Speaker
Description
In a DAQ system a large fraction of CPU resources is engaged in networking rather than in data processing. The common network stacks that take care of network traffic usually manipulate data through several copies performing expensive operations. Thus, when the CPU is asked to handle networking, the main drawbacks are throughput reduction and latency increase due to the overhead added to the data transmission process. Networking with zero-copy can be achieved by adding a Remote Direct Memory Access (RDMA) layer to the network stack and making dedicated hardware take care of the burden of the stack handling. Considering the ever-growing demand of larger bandwidth for big data systems, many works point in the direction of implementing network stacks on custom hardware. FPGAs are the natural target for reducing time to market and keeping a low entry-barrier.
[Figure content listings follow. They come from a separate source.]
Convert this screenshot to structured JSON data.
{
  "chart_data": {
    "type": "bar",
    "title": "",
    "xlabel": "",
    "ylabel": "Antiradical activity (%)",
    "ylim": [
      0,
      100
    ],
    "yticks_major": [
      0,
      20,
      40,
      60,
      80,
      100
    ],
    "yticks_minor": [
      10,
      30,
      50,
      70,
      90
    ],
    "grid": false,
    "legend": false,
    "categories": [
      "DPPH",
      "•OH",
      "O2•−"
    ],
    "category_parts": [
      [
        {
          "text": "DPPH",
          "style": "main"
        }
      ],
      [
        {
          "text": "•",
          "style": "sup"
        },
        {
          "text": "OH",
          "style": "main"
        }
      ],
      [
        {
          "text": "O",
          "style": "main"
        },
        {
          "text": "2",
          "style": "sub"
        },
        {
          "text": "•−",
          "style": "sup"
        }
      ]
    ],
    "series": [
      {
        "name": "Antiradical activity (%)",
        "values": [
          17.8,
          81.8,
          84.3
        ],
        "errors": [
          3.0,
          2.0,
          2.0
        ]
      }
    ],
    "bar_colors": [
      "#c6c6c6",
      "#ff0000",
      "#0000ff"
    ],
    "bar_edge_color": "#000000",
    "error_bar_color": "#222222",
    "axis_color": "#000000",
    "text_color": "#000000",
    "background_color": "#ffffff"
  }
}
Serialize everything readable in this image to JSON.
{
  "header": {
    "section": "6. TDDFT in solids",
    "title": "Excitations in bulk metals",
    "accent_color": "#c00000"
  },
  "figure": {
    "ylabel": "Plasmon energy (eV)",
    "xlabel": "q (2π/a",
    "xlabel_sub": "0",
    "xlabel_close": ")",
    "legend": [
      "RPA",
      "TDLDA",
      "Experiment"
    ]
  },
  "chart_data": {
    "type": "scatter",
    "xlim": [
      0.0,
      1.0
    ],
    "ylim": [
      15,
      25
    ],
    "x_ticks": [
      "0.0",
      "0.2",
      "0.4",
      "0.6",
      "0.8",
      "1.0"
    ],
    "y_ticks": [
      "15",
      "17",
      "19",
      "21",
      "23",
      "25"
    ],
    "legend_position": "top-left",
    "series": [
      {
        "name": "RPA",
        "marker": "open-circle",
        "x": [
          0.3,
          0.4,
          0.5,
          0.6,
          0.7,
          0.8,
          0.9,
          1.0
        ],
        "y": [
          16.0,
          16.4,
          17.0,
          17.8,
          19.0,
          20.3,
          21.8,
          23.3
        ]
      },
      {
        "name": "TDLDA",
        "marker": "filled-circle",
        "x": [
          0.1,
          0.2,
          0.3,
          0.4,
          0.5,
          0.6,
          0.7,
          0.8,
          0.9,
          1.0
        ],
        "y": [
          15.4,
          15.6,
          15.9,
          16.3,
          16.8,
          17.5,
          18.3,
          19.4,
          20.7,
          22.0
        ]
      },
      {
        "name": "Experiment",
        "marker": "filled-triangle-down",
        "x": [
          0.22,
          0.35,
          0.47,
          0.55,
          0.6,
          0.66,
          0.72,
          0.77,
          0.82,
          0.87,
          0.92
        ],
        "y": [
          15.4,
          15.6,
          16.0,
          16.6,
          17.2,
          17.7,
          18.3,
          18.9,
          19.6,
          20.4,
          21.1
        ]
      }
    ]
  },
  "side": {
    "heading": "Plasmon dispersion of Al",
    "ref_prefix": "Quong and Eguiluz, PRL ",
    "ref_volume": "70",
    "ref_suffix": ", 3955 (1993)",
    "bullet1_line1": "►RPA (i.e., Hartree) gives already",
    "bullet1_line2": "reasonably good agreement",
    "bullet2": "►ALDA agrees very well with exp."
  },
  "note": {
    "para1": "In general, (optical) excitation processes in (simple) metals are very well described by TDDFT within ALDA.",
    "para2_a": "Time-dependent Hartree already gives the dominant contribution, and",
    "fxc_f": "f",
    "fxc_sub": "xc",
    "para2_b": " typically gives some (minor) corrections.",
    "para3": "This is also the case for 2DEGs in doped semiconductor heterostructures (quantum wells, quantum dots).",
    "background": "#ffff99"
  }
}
In this work implementation of RDMA directly on the front-end electronics is explored, in this way it is possible to free part of the computing farm's CPU resources. RDMA over Converged Ethernet (RoCE) is the industry-standard Ethernet-based RDMA solution with a multi-vendor ecosystem, making it the natural choice. This work focuses on the hardware implementation of a stripped-down version of RoCEv2 implementing only the transmitter part of the protocol, enabling its deployment in small FPGA such as the rad-hard parts used in the detector front-end. Preliminary results of resource usage, latency and throughput will be shown.